Over de Leie en de Schelde werden de lakens van het Westkwartier naar Antwerpen verscheept en van daar vonden ze hun weg naar alle uithoeken van Europa.

Een middeleeuws weefgetouw.

Korte tijd na 1550 treedt er echter een ommekeer op in de textielproduktie. Nieuwkerke schakelt over van zware lakens op lichtere, dus minderwaardige stoffen zoals saaien en baaien. De productie daalt en mede door de toenemende godsdienst- onlusten wijken heel wat drapeniers en wevers uit naar minder woelige streken. (zie verder: Emigratie) Vooral Leiden, waar de textielnijverheid op een dieptepunt was gekomen, profiteert van de immigratie van Nieuwkerkse textielproducenten, maar ook in Engeland vonden vele Nieuwkerkse vluchtelingen een goed onderkomen.
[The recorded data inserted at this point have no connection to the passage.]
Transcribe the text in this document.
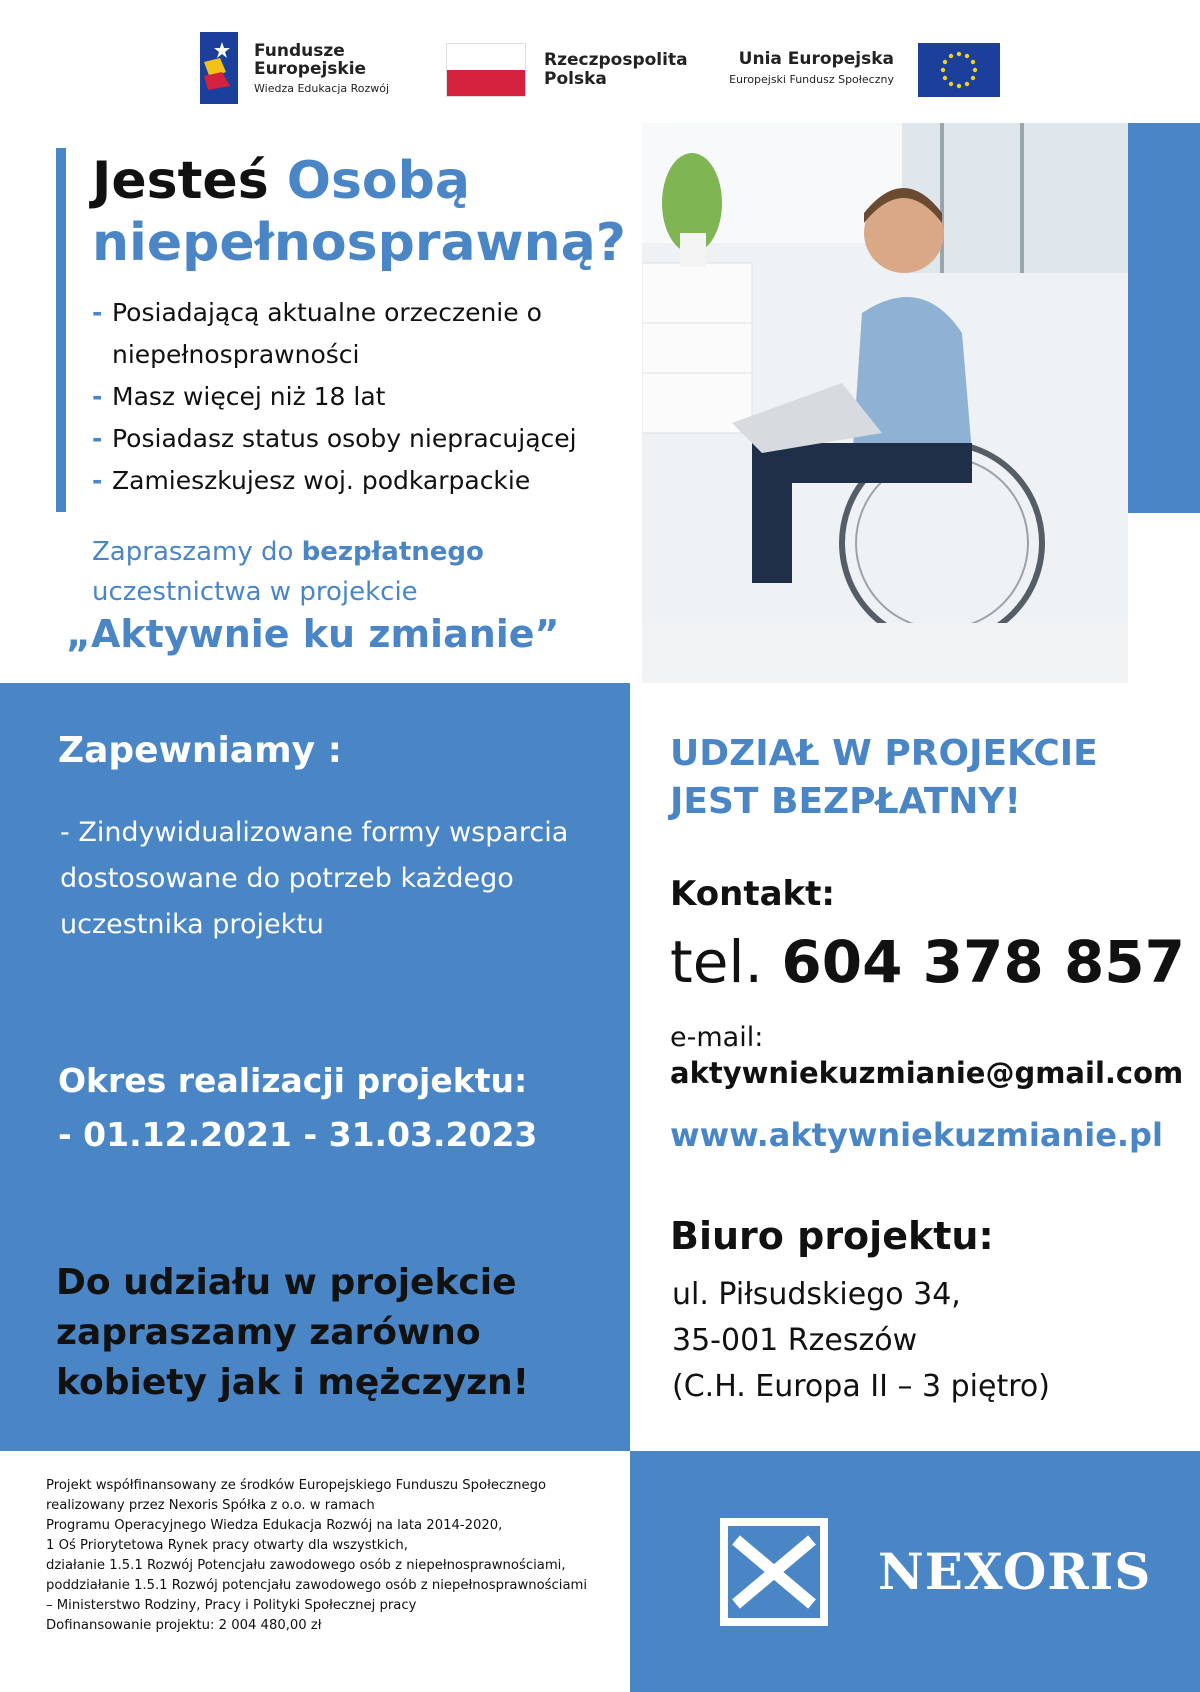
Fundusze
Europejskie
Wiedza Edukacja Rozwój
Rzeczpospolita
Polska
Unia Europejska
Europejski Fundusz Społeczny
Jesteś Osobą
niepełnosprawną?
- Posiadającą aktualne orzeczenie o niepełnosprawności
- Masz więcej niż 18 lat
- Posiadasz status osoby niepracującej
- Zamieszkujesz woj. podkarpackie
Zapraszamy do bezpłatnego
uczestnictwa w projekcie
„Aktywnie ku zmianie”
Zapewniamy :
- Zindywidualizowane formy wsparcia dostosowane do potrzeb każdego uczestnika projektu
Okres realizacji projektu:
- 01.12.2021 - 31.03.2023
Do udziału w projekcie zapraszamy zarówno kobiety jak i mężczyzn!
UDZIAŁ W PROJEKCIE
JEST BEZPŁATNY!
Kontakt:
tel. 604 378 857
e-mail:
aktywniekuzmianie@gmail.com
www.aktywniekuzmianie.pl
Biuro projektu:
ul. Piłsudskiego 34,
35-001 Rzeszów
(C.H. Europa II – 3 piętro)
Projekt współfinansowany ze środków Europejskiego Funduszu Społecznego
realizowany przez Nexoris Spółka z o.o. w ramach
Programu Operacyjnego Wiedza Edukacja Rozwój na lata 2014-2020,
1 Oś Priorytetowa Rynek pracy otwarty dla wszystkich,
działanie 1.5.1 Rozwój Potencjału zawodowego osób z niepełnosprawnościami,
poddziałanie 1.5.1 Rozwój potencjału zawodowego osób z niepełnosprawnościami
– Ministerstwo Rodziny, Pracy i Polityki Społecznej pracy
Dofinansowanie projektu: 2 004 480,00 zł
NEXORIS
Het Engelse kustplaatsje Sandwich werd als het ware omgetoverd tot een typisch Vlaams havenstadje. Ook Norwich en Colchester telden heel wat vluchtelingen uit het Westkwartier.

Onlusten te Nieuwkerke, 1483.

Sinds de achteruitgang van de lakenindustrie in Ieper ondernam deze stad tal van pogingen om via allerlei privileges het monopolie van deze nijverheid te verwerven. Met deze privileges, die door de graaf werden uitgevaardigd, probeerde de stad de lakennijverheid in de omliggende dorpen onmogelijk te maken.

Op 26 april 1483 begeeft officier Bauduin du Pré, sergeant van de koning, zich naar Nieuwkerke, vergezeld van een aantal imponerende getuigen, om er de publicatie en de uitvoering van één van deze Ieperse privileges te verordenen.

H.E.DE SAGHER. Recueil de documents relatifs á l’histoire de l’industrie drapière en Flandre. DI. II (1951).

De Nieuwkerkenaars worden eerst in het Frans toegesproken door Bauduin du Pré zelf, en daarna in het Vlaams door onder meer Jehan Le Leu. De privilege-brieven worden voorgelezen en er wordt op aangedrongen dat ze ook uitgevoerd worden. Dat valt bij de wevers, onder wie Jehan Hoble en Jehan van der Donc, niet in goede aarde. Samen met een aantal anderen vallen ze de officier gewapenderhand aan en omsingelen hem. Na een heftige woordenwisseling ziet de officier noodgedwongen af van zijn taak.

De lakenproductie.

De lakenproductie heeft veel handen nodig. Eerst wordt de wol gesorteerd en gekamd. De spinners maken van de wol garen en draaien het op spoelen. Al wie niet tot zwaar werk in staat was, werd als spinner of spinster ingezet. Deze mensen stonden op de onderste sport van de sociale ladder. Over het algemeen rekende men op vier spinners voor elke wever. Een wever kon op een normale werkdag 10 tot 11 el laken produceren (1el = 0,695 meter). De volder (voller of lakenbereider) maakt het laken harder door de vezels tot een dichte, egale massa ineen te werken. Daartoe wordt het laken drie en een halve dagen in een mengkuip met urine en volaarde ondergedompeld en door de volder met zijn voeten bewerkt. Ook de moderne volmolen was bekend in Nieuwkerke, maar omdat het resultaat minder goed was werd al vlug weer overgeschakeld op het voetenwerk.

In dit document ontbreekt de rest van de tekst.